BUENOS AIRES, Jul 27 (IPS) - Traffic accidents in Argentina have been claiming an average of 20 lives a day over the past decade, making it the top country in Latin America for these tragedies. They are also the main cause of death among people under 35, but in spite of this there are no official plans to end the slaughter on the roads.

"The worst thing is that in spite of the statistics, there is no state policy to tackle the problem, and so we have no national executive authority in charge of road safety, nor a programme, nor a budget for it," Eduardo Bertotti, the director of the private Institute of Road Safety and Education (ISEV), told IPS.

"The political powers-that-be are not concerned about it, and we think this is a serious cultural problem within the state and among our citizens," the expert said. Countries like Chile, Colombia and Costa Rica at least have government institutions to fight it, he said.

News reports of traffic accidents have become so familiar in Argentina that instead of causing concern they have become the norm. Every day there are reports of buses that have turned over, multiple crashes on highways, pedestrians and cyclists knocked down, and car drivers or motorcyclists being killed or injured because they were not wearing safety belts or helmets.

Argentina has a national traffic law but it is more honoured in the breach than the observance, and there is no effective system of penalties for offenders. "The main cause of accidental death in this country is speeding," said Alberto Silveira of the non-governmental organisation Luchemos por la Vida (Let’s Fight for Life).

A study by the organisation concluded that two million of the seven million vehicles in the country ran a red light at least once a day in 2002. Nowadays that figure is twice as high, with the addition of 400,000 bus drivers (with passengers) a day ignoring red lights.

María Cristina Isoba, an expert with Luchemos por la Vida, said that the lack of infrastructure on roads and highways, the absence of traffic safety policies, and risk-taking behaviour contribute to the vast majority of accidents, independently of the number of vehicles on the streets.

Monitoring done by the organisation indicates that the number of people killed in road accidents has remained at a fairly constant level over the past 10 years. In 1997 there were 8,123 fatalities; the next year the death toll was 7,579 and this continued virtually unchanged until 2006, when 7,557 people were killed, of whom 1,200 were under 15.

A spate of serious accidents has prompted the government of Néstor Kirchner to declare 2007 "Road Safety Year" and oblige all public administration documents to carry the slogan as a letterhead. But they are only words, and another increase in the number of deaths on the road is expected by the end of this year.

"Paradoxically, this year will be one of the worst in terms of (road accident) results," Bertotti said.

The national ombudsman’s office, which has worked with associations concerned with road safety and accidents, launched an initiative in 2006 calling on the state to declare a road safety emergency, create a national authority in charge of the issue, and implement an accident prevention plan.
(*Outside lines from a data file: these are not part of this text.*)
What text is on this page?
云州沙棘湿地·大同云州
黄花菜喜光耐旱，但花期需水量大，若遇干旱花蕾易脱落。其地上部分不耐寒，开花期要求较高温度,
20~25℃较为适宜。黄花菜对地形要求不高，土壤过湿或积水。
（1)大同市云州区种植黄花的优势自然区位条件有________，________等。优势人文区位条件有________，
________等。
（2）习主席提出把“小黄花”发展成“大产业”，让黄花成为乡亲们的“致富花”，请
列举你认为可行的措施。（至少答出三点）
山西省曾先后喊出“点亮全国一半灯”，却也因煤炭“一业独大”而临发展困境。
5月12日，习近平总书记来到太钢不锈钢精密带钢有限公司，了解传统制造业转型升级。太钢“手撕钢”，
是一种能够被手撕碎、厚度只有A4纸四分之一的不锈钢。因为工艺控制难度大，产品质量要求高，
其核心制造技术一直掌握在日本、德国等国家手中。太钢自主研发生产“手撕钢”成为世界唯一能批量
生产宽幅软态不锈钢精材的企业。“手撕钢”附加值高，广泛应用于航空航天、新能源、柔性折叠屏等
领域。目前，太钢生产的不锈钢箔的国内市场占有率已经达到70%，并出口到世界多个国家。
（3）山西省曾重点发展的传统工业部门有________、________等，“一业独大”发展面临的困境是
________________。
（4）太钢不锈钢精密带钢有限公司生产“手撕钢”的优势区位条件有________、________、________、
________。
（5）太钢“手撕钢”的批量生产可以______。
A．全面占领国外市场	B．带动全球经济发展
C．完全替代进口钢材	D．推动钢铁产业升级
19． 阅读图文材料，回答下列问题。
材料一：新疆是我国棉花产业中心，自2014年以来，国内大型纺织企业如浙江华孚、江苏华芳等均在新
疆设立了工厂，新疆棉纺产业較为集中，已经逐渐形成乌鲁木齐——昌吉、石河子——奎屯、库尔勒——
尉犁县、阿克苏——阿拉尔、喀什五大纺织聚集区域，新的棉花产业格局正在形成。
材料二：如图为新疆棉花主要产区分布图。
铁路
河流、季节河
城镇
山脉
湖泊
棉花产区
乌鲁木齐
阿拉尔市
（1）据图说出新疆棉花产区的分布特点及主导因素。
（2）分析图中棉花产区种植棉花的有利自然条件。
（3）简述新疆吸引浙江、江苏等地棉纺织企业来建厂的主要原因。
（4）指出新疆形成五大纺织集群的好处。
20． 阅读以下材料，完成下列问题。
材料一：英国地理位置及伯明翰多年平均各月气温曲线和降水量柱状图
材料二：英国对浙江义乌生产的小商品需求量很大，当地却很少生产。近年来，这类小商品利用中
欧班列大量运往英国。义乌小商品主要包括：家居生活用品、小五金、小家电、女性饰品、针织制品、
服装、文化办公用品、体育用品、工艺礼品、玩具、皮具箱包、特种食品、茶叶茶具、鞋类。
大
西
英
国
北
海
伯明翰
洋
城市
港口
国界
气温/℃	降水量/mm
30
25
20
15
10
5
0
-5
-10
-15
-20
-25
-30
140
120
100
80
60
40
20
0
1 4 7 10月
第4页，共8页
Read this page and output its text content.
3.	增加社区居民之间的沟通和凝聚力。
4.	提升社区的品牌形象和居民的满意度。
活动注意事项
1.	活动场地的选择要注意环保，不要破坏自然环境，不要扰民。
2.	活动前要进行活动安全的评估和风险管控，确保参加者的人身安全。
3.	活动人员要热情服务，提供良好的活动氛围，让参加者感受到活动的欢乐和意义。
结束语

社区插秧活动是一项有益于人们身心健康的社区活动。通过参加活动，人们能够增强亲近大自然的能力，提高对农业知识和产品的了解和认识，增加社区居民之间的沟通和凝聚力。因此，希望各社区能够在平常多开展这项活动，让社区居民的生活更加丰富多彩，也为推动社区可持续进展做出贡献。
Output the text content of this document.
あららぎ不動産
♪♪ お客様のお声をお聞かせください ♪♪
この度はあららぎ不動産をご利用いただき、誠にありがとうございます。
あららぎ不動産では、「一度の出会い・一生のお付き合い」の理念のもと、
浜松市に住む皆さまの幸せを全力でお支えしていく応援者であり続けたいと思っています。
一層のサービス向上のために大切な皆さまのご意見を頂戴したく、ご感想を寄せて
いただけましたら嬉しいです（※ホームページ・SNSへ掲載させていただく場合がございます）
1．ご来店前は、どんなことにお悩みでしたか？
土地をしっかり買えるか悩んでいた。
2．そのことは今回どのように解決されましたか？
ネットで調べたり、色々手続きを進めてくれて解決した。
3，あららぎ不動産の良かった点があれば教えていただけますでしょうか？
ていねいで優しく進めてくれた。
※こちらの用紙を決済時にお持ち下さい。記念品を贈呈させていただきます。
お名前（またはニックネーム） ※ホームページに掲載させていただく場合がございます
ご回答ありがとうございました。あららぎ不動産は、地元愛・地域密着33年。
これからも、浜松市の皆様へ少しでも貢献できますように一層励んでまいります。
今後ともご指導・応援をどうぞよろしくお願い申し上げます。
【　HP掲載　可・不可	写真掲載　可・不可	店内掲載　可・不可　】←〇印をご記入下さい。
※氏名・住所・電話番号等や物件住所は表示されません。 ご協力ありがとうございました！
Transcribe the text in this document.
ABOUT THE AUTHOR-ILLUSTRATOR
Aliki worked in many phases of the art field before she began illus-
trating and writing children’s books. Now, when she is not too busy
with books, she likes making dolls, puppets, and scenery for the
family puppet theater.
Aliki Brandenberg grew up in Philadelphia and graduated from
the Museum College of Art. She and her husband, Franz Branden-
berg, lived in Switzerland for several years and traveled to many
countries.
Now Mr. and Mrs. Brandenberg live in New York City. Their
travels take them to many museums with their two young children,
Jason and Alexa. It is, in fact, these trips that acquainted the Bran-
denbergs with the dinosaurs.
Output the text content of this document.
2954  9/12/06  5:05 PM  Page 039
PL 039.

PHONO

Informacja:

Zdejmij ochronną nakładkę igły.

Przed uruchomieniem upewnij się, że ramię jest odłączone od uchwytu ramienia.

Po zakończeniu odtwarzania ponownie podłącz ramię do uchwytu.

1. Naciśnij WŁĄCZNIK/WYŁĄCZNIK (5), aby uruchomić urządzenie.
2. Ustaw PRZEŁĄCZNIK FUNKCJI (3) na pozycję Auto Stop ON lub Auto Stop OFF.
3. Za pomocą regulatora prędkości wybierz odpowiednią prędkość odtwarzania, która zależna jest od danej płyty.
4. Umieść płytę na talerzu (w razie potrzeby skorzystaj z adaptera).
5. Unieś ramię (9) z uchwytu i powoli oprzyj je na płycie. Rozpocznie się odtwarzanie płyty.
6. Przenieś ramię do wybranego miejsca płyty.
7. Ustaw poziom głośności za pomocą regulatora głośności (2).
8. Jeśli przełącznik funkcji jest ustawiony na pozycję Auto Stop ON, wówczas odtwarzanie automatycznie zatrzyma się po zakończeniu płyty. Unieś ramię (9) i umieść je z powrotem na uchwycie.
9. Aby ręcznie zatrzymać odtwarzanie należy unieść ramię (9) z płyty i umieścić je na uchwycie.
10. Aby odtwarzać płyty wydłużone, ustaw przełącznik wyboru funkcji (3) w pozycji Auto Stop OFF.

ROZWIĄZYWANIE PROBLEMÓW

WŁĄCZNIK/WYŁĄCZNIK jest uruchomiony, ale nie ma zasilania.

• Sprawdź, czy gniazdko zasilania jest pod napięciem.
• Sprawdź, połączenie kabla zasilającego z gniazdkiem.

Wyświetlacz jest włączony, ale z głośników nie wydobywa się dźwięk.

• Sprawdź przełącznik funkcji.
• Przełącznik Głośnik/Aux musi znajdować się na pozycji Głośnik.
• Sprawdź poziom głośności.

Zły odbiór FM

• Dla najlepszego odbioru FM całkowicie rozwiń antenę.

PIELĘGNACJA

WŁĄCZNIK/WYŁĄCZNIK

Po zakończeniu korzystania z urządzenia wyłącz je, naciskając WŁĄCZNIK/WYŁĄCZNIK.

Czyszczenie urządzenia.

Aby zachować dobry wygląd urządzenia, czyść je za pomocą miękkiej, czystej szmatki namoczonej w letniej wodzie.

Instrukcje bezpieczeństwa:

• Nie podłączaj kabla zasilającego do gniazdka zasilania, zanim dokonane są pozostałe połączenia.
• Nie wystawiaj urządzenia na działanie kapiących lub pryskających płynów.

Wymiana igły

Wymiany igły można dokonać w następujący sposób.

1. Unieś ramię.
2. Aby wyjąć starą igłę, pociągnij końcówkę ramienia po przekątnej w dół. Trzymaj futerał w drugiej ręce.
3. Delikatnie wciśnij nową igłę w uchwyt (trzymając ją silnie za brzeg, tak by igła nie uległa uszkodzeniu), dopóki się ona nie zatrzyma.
Nearly half a million people supported the proposal, but no programme has yet been established.

ISEV said that mortality is already up by nearly seven percent in the first quarter of this year compared to the same period last year, and serious injuries are up by nearly 40 percent. Some 120,000 people are injured in accidents every year.

Research carried out by Bertotti found that Argentina has the highest mortality rate from traffic accidents in Latin America, followed by Mexico, Brazil and Uruguay. Meanwhile, Luchemos por la Vida reported that Argentina also has the highest number of road deaths per million vehicles.

The statistics are from 2001 but they indicate that, for every million cars, 129 people died in Sweden from traffic accidents, 181 in the Netherlands, 196 in the United States, 211 in Spain and 1,058 in Argentina. "Some people think that there are more accidents because there are more cars, but that is not the case: other factors are responsible," said Isoba.

The expert pointed out that in Argentina, most of the people killed on the road are pedestrians who cross streets outside the crossing lane, do not wait for the lights, or wait on the street instead of on the sidewalk.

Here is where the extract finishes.